Interpretation of any regional variation is difficult within this work but warrants further study. Patterns appear to be different between age groups, but region-specific demographics (eg, preterm birth rates) are needed to guide interpretation further.
Limitations
This study has limitations that should be mentioned. Data used in this work were derived from statutory data reported to NCMD and were linked to routine patient electronic record data used by all neonatal units in England. Although previous work24,25 has shown good validation and coverage of both data sources, it is likely that some linkage failed (ie, we were unable to identify a BadgerNet record for a child death). In addition, the population estimate for neonatal illness is based on neonatal intensive care unit admissions, which does not include those who died before their transfer, although they represent a small proportion of the estimated population at risk, and so any overestimate of risk is likely small. Our case definitions for preterm birth, HIE, and congenital abnormalities may also have missed children who were not identified in our data sources (eg, missing gestational age data). For the causes of death analysis, which was designed to support the findings of the main analysis and was derived from the death certification data, we were limited to text searches, and misspellings or misclassifications may have introduced some bias. However, any missing data bias may be conservative, because it likely relates to missing diagnoses or evidence of neonatal care (rather than false-positive cases); any bias from nonascertainment of the exposure is, therefore, likely to underestimate the point estimates presented here. We also limited the work to infants born at or after 22 weeks’ gestation, as recognition that registration below this age is likely inconsistent,26 and further work including stillbirths in any measures of population impact would be useful.

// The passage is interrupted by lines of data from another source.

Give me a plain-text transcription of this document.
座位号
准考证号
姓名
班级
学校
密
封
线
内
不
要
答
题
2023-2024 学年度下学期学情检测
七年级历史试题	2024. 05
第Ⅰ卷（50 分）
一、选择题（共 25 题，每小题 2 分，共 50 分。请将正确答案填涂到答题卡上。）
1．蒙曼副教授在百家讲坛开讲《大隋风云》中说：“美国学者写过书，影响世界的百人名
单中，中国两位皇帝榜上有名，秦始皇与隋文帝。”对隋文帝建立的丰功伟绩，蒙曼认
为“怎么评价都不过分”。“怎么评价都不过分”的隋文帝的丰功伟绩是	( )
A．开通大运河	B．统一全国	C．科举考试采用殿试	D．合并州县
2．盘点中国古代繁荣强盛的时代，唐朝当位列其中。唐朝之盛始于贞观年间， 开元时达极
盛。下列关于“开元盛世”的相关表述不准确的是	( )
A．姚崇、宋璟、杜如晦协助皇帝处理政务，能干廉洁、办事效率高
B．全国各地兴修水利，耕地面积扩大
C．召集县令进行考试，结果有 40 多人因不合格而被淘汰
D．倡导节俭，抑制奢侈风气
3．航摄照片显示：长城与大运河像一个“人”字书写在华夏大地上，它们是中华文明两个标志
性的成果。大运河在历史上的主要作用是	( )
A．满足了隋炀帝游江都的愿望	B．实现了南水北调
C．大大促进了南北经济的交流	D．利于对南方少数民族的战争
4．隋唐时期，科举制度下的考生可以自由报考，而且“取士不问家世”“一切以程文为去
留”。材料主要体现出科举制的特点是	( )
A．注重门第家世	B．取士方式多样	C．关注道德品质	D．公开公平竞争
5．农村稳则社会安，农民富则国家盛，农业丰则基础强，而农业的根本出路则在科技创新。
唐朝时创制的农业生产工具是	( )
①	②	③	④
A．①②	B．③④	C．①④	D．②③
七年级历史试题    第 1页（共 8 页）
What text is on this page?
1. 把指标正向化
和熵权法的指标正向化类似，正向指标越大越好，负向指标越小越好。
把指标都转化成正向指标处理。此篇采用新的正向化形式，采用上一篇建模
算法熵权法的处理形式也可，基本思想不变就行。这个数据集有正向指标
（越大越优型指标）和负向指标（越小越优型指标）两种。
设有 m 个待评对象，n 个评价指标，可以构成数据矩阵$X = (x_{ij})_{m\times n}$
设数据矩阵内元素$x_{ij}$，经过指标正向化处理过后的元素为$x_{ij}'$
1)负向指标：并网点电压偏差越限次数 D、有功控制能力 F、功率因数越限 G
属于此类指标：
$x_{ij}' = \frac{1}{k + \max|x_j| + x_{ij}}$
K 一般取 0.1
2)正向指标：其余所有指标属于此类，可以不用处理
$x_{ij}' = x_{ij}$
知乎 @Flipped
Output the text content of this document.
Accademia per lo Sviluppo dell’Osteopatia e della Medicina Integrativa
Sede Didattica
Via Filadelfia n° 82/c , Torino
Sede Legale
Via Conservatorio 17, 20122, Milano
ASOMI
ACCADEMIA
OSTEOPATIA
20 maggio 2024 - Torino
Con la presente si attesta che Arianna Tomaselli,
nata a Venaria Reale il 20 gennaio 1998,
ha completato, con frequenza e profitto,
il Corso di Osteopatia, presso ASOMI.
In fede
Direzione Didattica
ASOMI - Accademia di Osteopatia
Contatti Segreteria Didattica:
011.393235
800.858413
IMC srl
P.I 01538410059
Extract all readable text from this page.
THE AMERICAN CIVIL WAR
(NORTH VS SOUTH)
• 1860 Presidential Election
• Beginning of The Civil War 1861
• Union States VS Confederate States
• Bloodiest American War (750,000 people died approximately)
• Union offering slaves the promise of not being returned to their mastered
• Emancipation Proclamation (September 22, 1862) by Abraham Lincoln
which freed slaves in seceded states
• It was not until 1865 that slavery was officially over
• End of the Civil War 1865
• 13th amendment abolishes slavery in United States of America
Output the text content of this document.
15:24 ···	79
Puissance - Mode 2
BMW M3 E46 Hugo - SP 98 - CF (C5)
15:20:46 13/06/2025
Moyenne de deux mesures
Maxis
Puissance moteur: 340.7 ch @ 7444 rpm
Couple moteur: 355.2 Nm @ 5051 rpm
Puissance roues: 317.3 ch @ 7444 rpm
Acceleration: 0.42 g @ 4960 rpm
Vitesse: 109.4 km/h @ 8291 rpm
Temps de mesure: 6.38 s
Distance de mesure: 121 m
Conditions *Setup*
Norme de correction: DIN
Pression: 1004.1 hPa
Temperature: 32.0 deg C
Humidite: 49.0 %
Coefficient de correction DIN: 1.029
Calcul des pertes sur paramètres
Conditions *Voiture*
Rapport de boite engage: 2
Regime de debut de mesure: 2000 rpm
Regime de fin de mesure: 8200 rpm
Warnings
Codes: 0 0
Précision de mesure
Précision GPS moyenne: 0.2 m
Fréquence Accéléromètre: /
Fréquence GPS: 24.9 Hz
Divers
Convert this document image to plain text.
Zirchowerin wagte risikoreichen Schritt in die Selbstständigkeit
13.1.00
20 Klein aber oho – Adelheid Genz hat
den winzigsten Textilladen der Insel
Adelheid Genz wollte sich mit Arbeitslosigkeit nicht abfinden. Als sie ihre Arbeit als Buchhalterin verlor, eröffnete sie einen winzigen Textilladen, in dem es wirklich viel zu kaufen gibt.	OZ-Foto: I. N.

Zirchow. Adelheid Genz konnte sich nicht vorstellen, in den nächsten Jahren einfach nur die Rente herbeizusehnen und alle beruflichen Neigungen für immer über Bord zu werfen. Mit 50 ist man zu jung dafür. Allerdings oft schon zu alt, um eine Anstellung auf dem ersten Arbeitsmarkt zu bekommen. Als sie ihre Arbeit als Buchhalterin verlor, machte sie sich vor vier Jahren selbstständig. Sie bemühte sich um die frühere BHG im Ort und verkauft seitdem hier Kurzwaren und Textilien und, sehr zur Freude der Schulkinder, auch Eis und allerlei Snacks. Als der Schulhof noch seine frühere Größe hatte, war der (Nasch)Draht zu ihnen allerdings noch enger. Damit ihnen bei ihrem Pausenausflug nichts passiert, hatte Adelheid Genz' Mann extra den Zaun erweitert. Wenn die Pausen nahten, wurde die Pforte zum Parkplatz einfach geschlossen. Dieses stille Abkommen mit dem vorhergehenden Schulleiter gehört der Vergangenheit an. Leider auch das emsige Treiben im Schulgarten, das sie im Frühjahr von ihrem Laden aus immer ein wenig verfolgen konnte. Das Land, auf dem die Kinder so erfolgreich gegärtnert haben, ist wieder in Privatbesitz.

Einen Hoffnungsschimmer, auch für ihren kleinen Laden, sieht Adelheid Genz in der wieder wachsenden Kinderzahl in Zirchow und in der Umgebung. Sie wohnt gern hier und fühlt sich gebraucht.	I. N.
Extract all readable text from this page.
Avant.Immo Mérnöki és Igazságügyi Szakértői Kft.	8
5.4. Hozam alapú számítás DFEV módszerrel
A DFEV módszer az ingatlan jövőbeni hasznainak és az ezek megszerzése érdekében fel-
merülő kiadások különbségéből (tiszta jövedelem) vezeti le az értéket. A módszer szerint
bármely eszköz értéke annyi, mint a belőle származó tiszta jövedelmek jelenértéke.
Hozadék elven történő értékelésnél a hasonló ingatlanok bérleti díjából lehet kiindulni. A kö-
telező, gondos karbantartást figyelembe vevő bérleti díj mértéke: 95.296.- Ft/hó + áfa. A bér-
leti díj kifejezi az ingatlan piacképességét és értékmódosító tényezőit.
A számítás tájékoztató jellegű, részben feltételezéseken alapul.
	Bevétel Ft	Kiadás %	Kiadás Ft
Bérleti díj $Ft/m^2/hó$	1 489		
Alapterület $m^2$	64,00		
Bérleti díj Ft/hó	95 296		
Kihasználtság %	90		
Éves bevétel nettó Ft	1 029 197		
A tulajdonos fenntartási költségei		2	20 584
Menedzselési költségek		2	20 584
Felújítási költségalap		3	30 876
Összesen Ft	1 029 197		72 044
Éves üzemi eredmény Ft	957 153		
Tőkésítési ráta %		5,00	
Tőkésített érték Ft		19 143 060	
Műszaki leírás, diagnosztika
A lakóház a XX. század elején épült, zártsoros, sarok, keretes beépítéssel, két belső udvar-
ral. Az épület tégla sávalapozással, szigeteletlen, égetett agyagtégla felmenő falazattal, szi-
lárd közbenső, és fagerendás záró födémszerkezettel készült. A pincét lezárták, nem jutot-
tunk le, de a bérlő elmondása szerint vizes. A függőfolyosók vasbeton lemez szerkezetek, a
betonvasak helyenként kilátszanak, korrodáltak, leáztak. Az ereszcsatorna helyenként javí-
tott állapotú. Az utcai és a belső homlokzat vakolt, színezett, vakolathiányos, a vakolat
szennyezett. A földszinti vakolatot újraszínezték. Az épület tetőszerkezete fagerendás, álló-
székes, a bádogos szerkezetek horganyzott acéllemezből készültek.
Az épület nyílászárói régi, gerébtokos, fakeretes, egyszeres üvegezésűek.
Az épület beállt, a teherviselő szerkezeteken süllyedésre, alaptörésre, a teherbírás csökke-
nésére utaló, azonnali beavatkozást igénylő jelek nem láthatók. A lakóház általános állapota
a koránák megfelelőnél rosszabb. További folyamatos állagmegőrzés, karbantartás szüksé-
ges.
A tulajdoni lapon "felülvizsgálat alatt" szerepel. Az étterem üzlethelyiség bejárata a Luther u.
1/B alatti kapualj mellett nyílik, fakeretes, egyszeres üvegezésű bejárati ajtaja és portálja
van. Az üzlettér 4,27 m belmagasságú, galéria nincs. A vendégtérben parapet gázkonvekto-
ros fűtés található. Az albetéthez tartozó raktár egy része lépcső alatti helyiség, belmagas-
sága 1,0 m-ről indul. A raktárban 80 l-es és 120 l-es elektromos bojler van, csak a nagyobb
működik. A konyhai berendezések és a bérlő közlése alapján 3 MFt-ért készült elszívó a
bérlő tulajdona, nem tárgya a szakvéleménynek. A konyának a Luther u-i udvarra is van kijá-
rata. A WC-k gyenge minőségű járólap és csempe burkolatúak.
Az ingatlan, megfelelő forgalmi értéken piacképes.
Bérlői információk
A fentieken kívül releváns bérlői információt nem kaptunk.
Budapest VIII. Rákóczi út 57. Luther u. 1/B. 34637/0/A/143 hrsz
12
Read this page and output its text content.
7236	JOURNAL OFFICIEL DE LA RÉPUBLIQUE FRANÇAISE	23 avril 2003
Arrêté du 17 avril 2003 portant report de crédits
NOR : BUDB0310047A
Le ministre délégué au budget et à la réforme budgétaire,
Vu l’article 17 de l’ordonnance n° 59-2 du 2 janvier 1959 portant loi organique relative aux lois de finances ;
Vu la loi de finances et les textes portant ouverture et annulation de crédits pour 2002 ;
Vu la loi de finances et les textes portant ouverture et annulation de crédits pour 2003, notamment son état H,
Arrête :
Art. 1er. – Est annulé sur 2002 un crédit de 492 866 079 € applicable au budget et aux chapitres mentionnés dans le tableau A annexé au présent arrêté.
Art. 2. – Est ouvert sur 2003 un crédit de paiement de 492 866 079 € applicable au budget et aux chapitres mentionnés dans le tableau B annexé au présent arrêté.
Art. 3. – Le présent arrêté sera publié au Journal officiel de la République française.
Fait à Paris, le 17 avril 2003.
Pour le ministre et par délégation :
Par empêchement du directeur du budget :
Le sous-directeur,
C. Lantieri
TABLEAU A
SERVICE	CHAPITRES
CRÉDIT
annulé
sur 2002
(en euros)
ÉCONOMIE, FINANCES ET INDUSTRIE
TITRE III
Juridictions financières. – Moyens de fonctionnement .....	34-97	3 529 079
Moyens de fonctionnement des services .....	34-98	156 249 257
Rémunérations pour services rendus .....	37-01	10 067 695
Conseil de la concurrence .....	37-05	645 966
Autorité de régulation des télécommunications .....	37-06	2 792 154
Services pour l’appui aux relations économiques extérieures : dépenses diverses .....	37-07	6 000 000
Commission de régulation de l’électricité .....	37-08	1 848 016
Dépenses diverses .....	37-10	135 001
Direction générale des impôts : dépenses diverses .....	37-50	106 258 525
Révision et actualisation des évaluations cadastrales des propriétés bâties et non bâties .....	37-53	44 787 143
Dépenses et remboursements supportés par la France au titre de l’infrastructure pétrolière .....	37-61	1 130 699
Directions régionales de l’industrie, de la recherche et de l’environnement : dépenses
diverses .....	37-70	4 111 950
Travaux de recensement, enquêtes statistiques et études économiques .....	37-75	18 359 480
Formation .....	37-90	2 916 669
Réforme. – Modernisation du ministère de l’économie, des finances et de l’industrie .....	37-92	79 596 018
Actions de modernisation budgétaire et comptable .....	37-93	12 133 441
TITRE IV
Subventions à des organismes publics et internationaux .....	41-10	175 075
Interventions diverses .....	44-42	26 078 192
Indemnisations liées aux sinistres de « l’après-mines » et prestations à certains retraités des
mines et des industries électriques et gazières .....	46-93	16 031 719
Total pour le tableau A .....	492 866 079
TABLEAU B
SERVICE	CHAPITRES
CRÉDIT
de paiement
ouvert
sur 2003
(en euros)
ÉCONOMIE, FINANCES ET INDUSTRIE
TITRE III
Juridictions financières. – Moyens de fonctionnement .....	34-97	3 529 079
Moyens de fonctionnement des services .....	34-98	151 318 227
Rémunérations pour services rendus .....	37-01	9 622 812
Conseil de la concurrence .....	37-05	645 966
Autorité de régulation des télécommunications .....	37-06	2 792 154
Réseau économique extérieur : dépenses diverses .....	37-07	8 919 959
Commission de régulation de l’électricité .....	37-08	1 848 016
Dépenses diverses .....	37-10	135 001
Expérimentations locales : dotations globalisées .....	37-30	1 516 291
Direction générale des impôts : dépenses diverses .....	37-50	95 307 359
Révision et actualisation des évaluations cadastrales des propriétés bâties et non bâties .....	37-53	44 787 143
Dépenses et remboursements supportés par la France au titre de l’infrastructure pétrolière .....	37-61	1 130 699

For the analysis of underlying comorbidities, we were able to link HES data to 90.6% of cases, and CDOP reviews had been performed for only 51.4% of the cohort, so interpretation of these sections should bear this in mind. In addition, our estimates of at-risk populations are derived used differing methods, and so absolute measures of risk should be interpreted cautiously; for one analysis (of category of death), we were limited to a subset of deaths reviewed by the CDOP panel, and so absolute risks were not derivable.
Conclusions
Although the outcomes of neonatal events are most obvious shortly after birth, they can continue to reverberate across the first decade of childhood. In this cohort study, most children who died before age 10 years had some evidence of a neonatal disorder, and they died of a range of causes, including infections and SUDIC. Improvements to perinatal health, preterm births, and reductions to the number of children with brain injury around birth, all areas with an evidence base for improvement, would likely have impacts on child health across the next decade.